Ponctué d’anecdotes elles aussi savoureuses sur quelques personnages célèbres (Malraux, Lévinas, BHL, Chouraqui…), ce récit témoigne également de la gravité, teintée de mélancolie, avec laquelle Claude Tresmontant envisageait le rôle de la philosophie dans un monde spirituellement sinistré. Il en attendait en effet qu’elle redonne le goût de la vie véritable à des générations gavées, depuis Nietzsche, de relativisme intellectuel et de nihilisme existentiel. Or, c’est peut-être là le point faible de cette philosophie, ou plutôt son talon d’Achille : avoir tenté de s’imposer contre l’idéologie « progressiste », alors dominante, en s’appuyant à la fois sur une retraduction des textes bibliques et sur les découvertes en biologie et en cosmologie qui tendent à prouver que l’existence d’un Être incréé, autant dire de Dieu, est indirectement avérée par l’évolution entropique de l’univers.
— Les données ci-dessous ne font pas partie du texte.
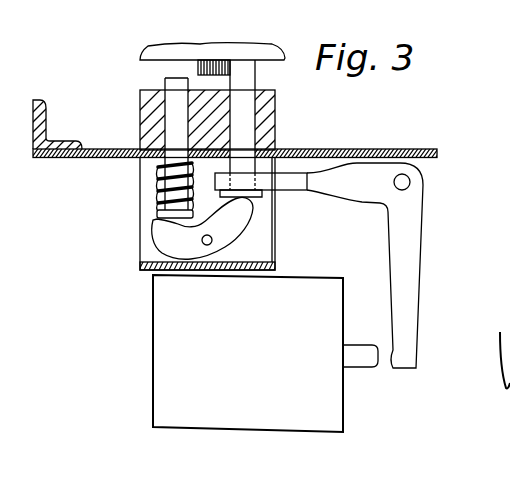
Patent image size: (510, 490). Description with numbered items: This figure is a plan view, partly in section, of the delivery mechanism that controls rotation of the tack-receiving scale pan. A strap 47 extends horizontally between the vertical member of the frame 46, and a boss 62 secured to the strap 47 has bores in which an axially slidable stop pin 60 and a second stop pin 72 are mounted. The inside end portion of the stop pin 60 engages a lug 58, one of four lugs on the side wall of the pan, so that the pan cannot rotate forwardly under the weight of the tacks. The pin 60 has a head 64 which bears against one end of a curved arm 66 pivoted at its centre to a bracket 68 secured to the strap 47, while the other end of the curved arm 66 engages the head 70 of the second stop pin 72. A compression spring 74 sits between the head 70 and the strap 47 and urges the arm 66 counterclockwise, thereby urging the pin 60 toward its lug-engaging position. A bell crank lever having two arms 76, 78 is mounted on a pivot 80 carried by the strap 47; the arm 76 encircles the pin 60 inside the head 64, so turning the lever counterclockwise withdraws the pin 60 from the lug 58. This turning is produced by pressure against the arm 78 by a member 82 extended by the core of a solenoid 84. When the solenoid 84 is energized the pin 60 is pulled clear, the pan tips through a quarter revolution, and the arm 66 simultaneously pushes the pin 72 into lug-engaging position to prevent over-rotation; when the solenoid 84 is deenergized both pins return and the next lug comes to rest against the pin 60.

The frame 46 is at (40, 109).
The strap 47 is at (82, 157).
The lug 58 is at (209, 63).
The stop pin 60 is at (243, 63).
The boss 62 is at (276, 124).
The head 64 is at (265, 192).
The curved arm 66 is at (235, 230).
The bracket 68 is at (148, 248).
The head 70 is at (160, 213).
The second stop pin 72 is at (168, 85).
The compression spring 74 is at (167, 175).
The arm of bell crank lever 76 is at (359, 197).
The arm of bell crank lever 78 is at (410, 298).
The pivot 80 is at (410, 182).
The member 82 is at (368, 366).
The solenoid 84 is at (332, 413).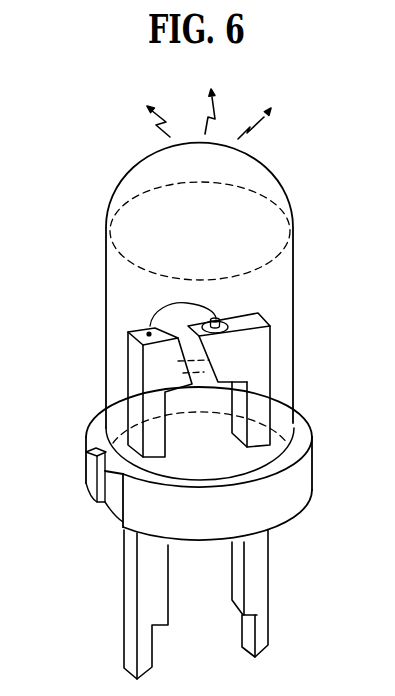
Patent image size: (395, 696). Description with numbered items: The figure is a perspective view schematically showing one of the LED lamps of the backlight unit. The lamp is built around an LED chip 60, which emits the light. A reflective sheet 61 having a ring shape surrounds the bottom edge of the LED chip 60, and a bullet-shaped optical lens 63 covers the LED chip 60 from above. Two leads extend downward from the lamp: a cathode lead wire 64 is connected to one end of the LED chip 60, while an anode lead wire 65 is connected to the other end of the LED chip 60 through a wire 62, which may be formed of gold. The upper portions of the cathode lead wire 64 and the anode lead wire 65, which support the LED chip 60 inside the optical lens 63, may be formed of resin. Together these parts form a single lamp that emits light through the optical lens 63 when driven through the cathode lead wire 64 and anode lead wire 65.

The LED chip 60 is at (216, 319).
The reflective sheet 61 is at (221, 329).
The wire 62 is at (149, 333).
The optical lens 63 is at (277, 177).
The cathode lead wire 64 is at (258, 580).
The anode lead wire 65 is at (150, 588).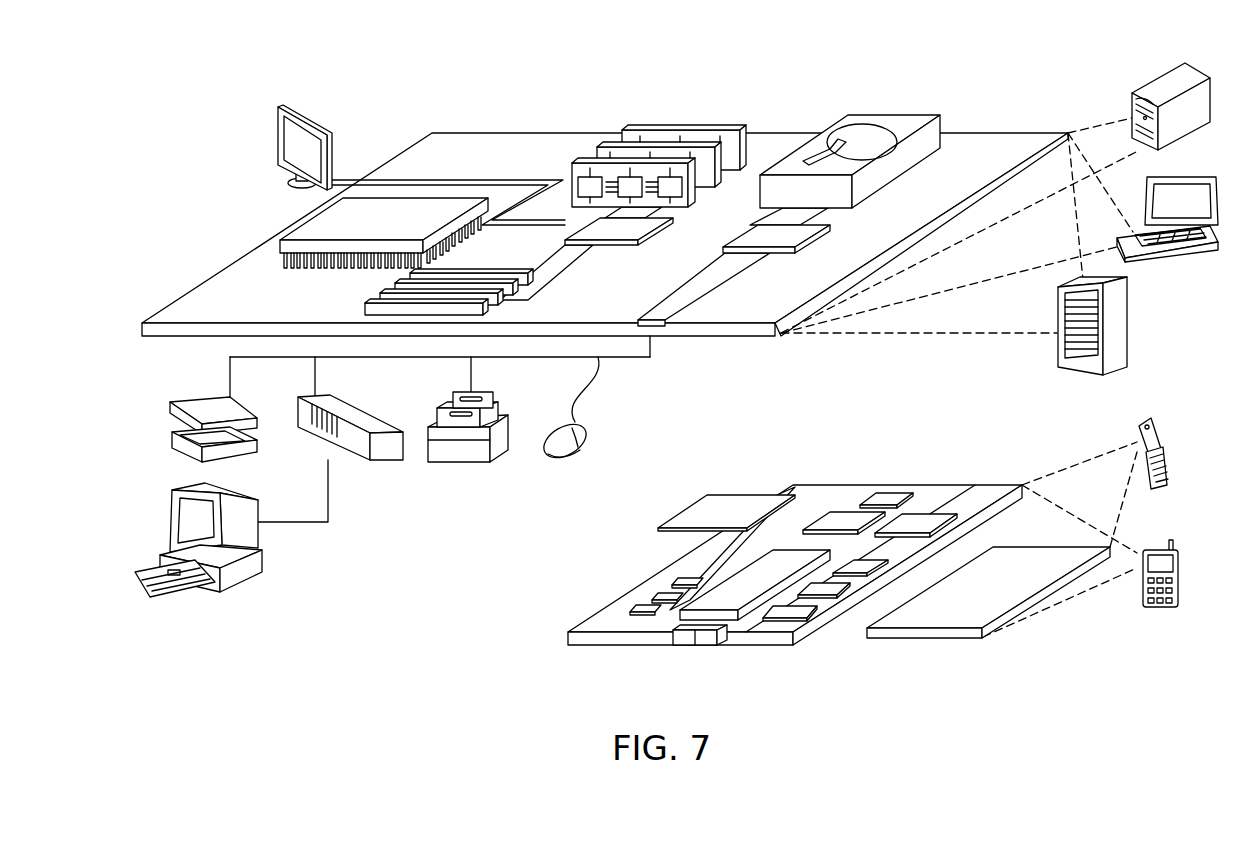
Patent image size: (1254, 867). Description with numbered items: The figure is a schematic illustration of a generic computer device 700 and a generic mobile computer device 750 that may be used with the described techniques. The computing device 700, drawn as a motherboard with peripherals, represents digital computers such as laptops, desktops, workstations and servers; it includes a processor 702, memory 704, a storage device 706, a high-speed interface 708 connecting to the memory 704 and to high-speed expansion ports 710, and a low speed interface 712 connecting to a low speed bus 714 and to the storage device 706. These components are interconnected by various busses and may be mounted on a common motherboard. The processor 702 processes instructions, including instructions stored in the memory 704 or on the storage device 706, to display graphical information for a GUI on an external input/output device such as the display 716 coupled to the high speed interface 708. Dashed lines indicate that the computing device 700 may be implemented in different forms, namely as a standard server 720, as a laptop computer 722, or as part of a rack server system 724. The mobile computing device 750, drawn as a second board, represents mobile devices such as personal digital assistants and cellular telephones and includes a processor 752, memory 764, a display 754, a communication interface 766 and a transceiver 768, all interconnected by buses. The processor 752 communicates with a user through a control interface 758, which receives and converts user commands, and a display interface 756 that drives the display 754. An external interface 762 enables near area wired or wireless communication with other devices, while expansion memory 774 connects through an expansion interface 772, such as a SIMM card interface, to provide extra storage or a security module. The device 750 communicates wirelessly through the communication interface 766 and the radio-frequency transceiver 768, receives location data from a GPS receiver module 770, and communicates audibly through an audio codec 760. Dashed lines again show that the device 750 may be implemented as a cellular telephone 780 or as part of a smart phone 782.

The generic computer device 700 is at (637, 326).
The processor 702 is at (303, 223).
The memory 704 is at (687, 128).
The storage device 706 is at (887, 113).
The high-speed interface 708 is at (631, 242).
The high-speed expansion ports 710 is at (388, 294).
The low speed interface 712 is at (755, 233).
The low speed bus 714 is at (655, 313).
The display 716 is at (280, 106).
The standard server 720 is at (1149, 88).
The laptop computer 722 is at (1197, 173).
The rack server system 724 is at (1130, 330).
The generic mobile computer device 750 is at (825, 541).
The processor 752 is at (728, 590).
The display 754 is at (1020, 560).
The display interface 756 is at (806, 620).
The control interface 758 is at (826, 589).
The audio codec 760 is at (864, 565).
The external interface 762 is at (697, 636).
The memory 764 is at (660, 599).
The communication interface 766 is at (841, 514).
The transceiver 768 is at (922, 516).
The GPS receiver module 770 is at (890, 494).
The expansion interface 772 is at (778, 494).
The expansion memory 774 is at (707, 495).
The cellular telephone 780 is at (1145, 421).
The smart phone 782 is at (1157, 549).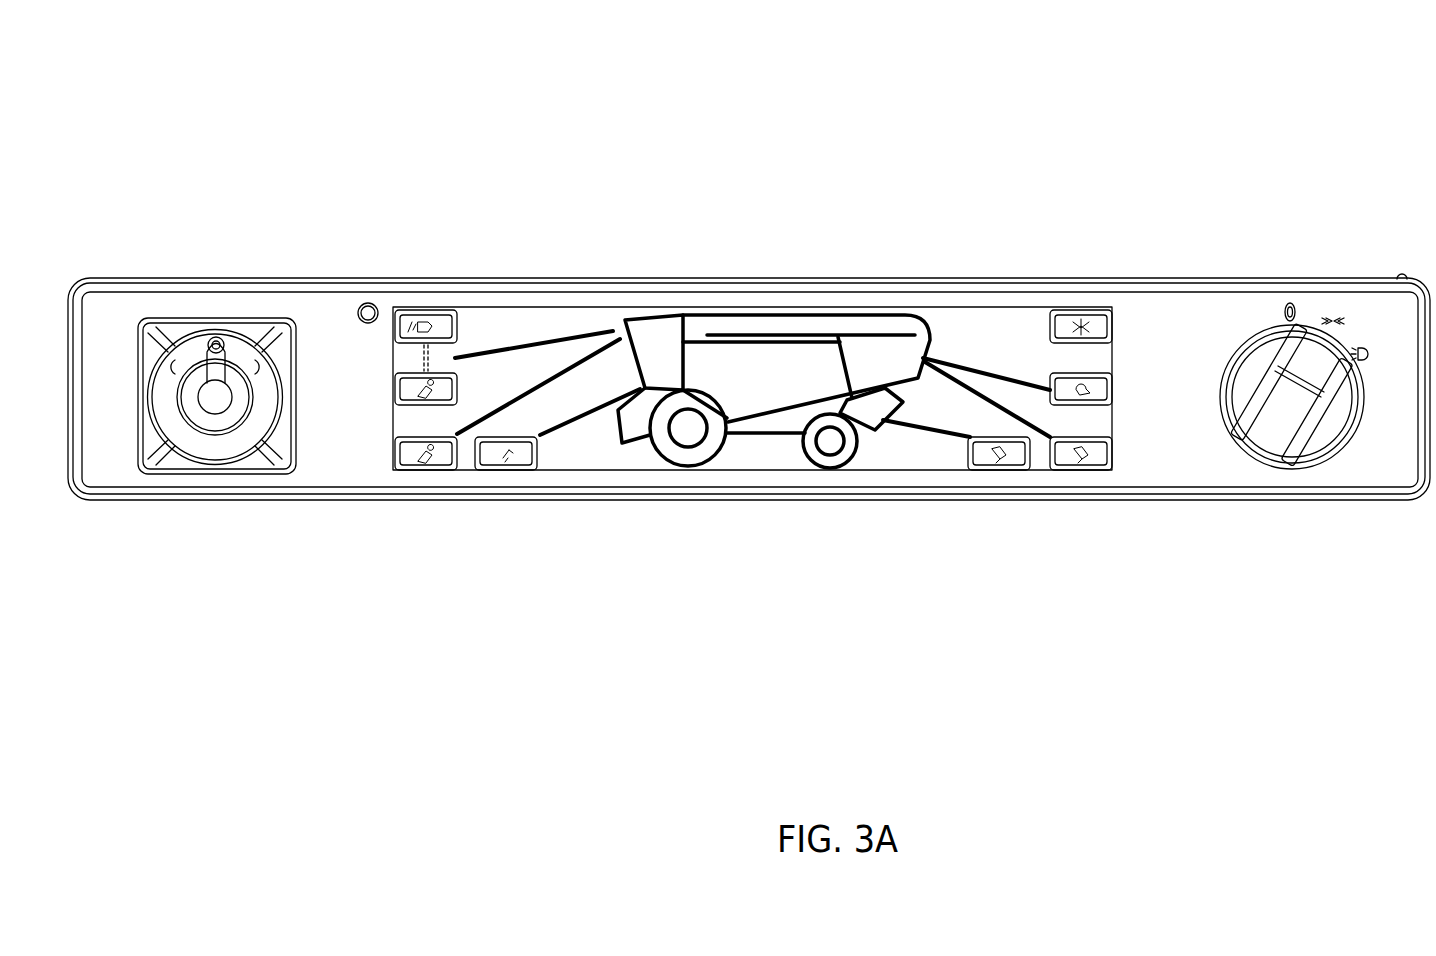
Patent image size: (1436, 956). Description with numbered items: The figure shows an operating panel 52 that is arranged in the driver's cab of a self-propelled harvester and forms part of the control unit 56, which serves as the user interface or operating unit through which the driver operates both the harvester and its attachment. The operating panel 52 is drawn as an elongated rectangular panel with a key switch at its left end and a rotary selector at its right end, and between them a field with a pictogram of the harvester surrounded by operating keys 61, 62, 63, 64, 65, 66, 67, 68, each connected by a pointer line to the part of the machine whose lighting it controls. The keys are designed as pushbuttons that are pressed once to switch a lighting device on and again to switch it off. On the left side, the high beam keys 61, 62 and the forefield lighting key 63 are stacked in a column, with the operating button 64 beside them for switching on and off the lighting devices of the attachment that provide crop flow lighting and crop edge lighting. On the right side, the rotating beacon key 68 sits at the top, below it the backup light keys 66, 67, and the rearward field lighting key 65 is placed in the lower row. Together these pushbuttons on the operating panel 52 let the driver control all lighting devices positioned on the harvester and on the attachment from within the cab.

The operating panel 52 is at (215, 125).
The control unit 56 is at (749, 388).
The operating key for high beam 61 is at (423, 308).
The operating key for high beam 62 is at (393, 388).
The operating key for forefield lighting 63 is at (412, 470).
The operating button for attachment lighting devices 64 is at (507, 470).
The operating key for rearward field lighting 65 is at (995, 470).
The operating key for backup light 66 is at (1080, 470).
The operating key for backup light 67 is at (1112, 388).
The operating key for rotating beacon 68 is at (1085, 308).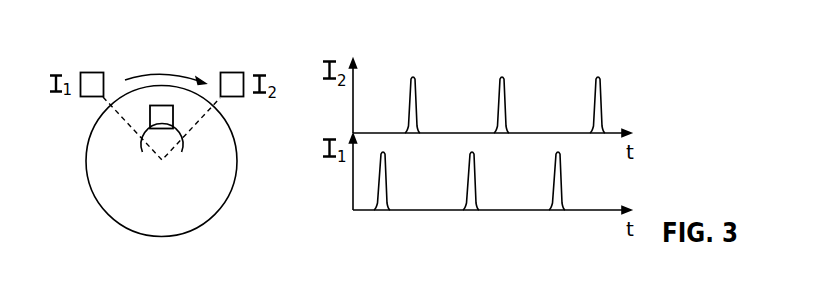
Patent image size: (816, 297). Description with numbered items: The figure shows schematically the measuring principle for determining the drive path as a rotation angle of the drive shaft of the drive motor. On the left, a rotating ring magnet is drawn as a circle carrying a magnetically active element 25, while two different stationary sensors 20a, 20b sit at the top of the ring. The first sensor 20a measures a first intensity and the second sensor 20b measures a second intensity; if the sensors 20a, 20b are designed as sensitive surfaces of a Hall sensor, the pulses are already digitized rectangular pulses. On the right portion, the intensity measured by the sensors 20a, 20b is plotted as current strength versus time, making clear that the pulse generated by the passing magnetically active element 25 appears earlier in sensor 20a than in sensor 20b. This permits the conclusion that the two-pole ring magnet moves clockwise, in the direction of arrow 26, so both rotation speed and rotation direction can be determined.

The first sensor 20a is at (91, 72).
The second sensor 20b is at (233, 72).
The magnetically active element 25 is at (150, 113).
The arrow 26 is at (160, 73).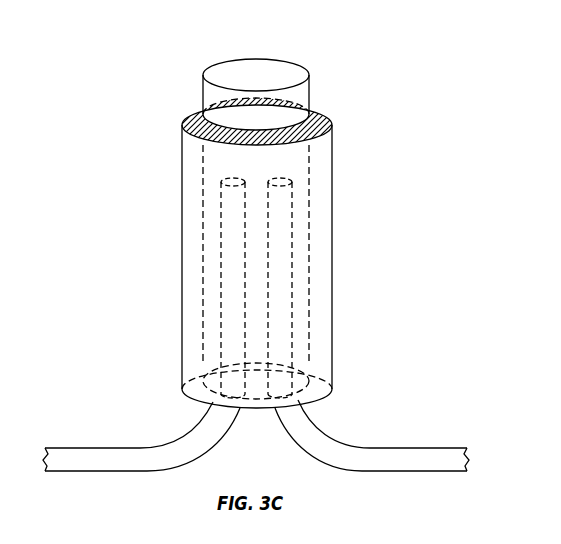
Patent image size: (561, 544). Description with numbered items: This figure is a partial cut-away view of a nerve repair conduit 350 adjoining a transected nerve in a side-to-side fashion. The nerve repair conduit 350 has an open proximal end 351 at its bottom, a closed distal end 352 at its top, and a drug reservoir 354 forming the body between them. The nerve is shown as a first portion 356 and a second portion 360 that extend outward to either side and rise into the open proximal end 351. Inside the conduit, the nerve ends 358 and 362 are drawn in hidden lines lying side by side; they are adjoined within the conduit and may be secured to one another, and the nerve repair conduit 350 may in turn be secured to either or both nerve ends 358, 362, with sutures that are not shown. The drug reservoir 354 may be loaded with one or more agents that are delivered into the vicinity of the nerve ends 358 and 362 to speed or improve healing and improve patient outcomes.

The nerve repair conduit 350 is at (201, 45).
The open proximal end 351 is at (318, 403).
The closed distal end 352 is at (303, 92).
The drug reservoir 354 is at (320, 182).
The first portion 356 is at (100, 458).
The nerve end 358 is at (230, 208).
The second portion 360 is at (412, 458).
The nerve end 362 is at (280, 275).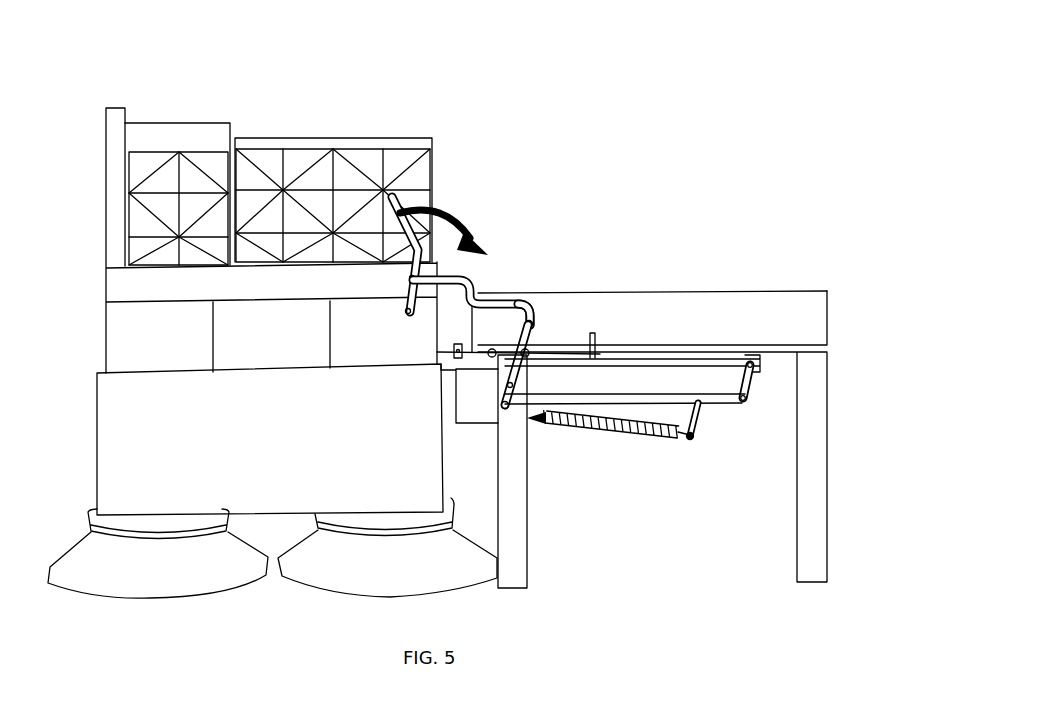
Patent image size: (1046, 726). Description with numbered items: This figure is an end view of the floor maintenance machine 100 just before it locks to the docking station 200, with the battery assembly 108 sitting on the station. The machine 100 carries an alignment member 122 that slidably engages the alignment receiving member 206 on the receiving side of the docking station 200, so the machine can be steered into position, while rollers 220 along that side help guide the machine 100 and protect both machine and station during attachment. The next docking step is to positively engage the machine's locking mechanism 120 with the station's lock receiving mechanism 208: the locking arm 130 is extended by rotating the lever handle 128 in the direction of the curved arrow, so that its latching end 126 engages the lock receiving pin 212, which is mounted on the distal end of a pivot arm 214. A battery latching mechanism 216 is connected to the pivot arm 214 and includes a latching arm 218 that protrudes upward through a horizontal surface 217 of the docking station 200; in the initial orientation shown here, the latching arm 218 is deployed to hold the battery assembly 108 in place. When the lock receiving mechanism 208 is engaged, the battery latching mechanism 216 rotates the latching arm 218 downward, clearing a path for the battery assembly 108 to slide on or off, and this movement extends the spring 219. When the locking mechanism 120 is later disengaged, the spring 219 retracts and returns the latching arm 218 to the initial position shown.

The floor maintenance machine 100 is at (302, 449).
The battery assembly 108 is at (386, 137).
The locking mechanism 120 is at (537, 272).
The alignment member 122 is at (447, 349).
The latching end 126 is at (545, 318).
The lever handle 128 is at (397, 201).
The locking arm 130 is at (507, 285).
The docking station 200 is at (744, 224).
The alignment receiving member 206 is at (451, 362).
The lock receiving mechanism 208 is at (533, 300).
The lock receiving pin 212 is at (540, 340).
The pivot arm 214 is at (523, 408).
The battery latching mechanism 216 is at (745, 414).
The horizontal surface 217 is at (703, 343).
The latching arm 218 is at (597, 331).
The spring 219 is at (628, 432).
The rollers 220 is at (453, 402).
Par sa portée magistrale, une telle philosophie ne supporte pas de rivale, et celui qui la défend est condamné à régner en maître, ou à disparaître. Mais une telle maîtrise est-elle aujourd’hui envisageable au regard des philosophies qui occupent depuis des décennies le devant de la scène, et qu’Emmanuel Tresmontant situe la plupart du temps dans l’ombre de celle de son père, et non dans la lumière qui leur est propre. Il n’en demeure pas moins que si la Création continuée est à l’œuvre dans l’univers, comme l’affirmait Teilhard de Chardin, elle l’est aussi dans la relation que le fils continue d’entretenir avec son père qui lui a, dit-il, « donné les clefs » pour construire sa propre vie.
Emmanuel Tresmontant, Claude Tresmontant, un ouvrier dans la vigne : souvenirs sur mon père, Arcades Ambo, 2024.